As the remote gambling industry continues to face up to the challenges posed by the newly regulated European environment, Stephen Ketteley of DLA Piper discusses how affiliates, similarly, need to adapt.

THE EXTRAORDINARY SUCCESS of the remote gambling industry and, by proxy, the various affiliate marketing networks that service it, owes as much to basic online marketing capabilities as to affiliates’ open willingness to provide on-the-ground assistance in jurisdictions where operators would themselves fear to tread.

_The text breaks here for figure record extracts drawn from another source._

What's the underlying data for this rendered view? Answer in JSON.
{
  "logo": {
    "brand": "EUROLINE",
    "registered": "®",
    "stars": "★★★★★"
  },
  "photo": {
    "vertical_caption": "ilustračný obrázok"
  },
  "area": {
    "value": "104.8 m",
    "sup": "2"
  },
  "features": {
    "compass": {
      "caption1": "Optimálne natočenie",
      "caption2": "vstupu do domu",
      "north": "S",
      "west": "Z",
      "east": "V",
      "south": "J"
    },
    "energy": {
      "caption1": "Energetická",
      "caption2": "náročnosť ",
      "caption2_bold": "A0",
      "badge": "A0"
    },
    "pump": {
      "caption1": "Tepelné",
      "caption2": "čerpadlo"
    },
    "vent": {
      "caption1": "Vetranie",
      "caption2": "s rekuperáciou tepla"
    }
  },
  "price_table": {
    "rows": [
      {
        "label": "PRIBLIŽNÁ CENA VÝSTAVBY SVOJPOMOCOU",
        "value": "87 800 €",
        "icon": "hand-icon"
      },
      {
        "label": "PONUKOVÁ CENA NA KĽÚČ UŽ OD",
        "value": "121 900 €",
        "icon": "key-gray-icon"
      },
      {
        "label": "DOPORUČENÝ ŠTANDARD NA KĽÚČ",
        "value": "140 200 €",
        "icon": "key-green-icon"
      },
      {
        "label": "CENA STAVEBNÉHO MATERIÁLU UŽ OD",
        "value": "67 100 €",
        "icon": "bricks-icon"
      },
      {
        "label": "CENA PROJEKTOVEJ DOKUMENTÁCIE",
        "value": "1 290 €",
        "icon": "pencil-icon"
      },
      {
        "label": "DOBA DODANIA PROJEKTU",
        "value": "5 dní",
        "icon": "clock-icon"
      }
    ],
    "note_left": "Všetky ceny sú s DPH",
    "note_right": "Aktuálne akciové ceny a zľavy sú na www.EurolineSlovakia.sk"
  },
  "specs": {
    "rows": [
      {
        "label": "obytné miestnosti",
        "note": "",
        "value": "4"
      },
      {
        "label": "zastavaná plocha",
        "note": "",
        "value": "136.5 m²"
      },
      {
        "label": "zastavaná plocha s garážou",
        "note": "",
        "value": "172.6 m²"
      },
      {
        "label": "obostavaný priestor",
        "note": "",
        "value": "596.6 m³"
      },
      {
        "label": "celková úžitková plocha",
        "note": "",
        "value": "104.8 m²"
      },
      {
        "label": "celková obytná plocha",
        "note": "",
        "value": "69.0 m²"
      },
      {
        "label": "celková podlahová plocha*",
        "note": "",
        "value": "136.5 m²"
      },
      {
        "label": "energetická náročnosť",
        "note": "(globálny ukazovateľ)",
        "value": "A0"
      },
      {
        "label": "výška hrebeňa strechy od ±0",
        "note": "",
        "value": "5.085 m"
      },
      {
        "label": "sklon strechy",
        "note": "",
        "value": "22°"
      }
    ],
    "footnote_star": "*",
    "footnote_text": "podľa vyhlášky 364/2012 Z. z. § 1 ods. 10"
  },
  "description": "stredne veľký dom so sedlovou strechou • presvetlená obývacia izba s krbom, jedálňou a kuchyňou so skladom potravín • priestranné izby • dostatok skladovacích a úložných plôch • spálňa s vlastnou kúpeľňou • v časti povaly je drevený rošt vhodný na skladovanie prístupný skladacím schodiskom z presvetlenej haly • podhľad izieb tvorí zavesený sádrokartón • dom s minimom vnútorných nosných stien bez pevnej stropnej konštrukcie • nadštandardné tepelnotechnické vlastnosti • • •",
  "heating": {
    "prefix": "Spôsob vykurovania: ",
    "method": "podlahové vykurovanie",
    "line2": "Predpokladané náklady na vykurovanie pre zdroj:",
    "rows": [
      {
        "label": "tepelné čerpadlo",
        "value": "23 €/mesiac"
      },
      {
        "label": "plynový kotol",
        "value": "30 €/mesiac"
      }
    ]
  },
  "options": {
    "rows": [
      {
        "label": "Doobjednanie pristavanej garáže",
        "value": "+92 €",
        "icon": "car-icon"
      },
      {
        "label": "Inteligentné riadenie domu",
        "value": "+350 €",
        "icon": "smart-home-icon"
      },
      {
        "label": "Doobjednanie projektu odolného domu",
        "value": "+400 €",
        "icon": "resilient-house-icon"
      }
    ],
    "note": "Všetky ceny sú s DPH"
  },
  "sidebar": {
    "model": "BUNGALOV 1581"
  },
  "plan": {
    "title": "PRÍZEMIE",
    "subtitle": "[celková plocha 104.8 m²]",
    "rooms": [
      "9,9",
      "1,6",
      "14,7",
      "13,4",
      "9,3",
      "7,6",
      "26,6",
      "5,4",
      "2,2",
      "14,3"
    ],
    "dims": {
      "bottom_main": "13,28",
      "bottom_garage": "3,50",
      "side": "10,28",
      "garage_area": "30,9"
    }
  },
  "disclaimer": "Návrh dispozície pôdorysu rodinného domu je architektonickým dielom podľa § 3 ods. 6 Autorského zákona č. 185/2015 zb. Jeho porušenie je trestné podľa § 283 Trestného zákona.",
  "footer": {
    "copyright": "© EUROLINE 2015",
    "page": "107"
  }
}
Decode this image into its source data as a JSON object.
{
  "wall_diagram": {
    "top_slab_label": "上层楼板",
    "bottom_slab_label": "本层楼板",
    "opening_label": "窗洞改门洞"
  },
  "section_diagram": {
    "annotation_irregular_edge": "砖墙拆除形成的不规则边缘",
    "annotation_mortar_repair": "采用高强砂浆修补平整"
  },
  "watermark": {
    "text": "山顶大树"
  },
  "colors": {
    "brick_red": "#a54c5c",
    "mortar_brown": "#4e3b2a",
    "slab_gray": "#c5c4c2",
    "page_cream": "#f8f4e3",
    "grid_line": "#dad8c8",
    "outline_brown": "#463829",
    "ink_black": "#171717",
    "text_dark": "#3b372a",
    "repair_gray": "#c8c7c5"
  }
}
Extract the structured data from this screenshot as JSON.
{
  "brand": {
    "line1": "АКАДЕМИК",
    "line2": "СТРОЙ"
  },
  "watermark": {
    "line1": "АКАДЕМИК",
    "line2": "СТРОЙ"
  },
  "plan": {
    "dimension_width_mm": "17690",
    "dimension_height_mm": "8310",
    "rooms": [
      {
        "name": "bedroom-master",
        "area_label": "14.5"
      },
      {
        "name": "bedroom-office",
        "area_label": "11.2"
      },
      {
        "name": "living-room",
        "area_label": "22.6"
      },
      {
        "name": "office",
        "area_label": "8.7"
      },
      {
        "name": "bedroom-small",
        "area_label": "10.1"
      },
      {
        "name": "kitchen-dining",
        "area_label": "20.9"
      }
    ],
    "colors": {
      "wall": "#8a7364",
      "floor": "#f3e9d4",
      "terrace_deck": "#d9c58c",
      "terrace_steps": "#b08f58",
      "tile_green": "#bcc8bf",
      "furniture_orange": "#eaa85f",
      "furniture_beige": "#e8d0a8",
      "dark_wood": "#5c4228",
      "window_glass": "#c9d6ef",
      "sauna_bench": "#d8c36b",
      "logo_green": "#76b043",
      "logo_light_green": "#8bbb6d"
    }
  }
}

It is an established principle that where a particular jurisdiction takes issue with the supply of remote gambling services to its citizens, then it follows that the marketing of such services within a jurisdiction is likely to constitute an offence. But as the industry faces up to multi-jurisdictional regulation, the comfort that remoteness of supply provides continues to be eroded.

This article considers the consequences to affiliates of the march towards European regulation.

The on-going conflict between lawyers and ‘marketeers’

Leading up to the implementation, in Great Britain, of the Gambling Act in September 2007, the authorities made it clear that certain marketing messages aimed at drawing attention to certain remote gambling businesses were prohibited if they contained explicit references to money or money’s worth. As such, any mention of bonuses, jackpots and the like were off limits until the law finally came into force.

Always remembering that the remote gambling industry is comfortable with a myriad of local laws and the challenges of applying such laws to their activities offshore, many sought to ignore the aforementioned prohibitions and continued regardless. However, at the time, the mainstream media became quickly aware they may be publishing prohibited advertisements and committing an offence themselves.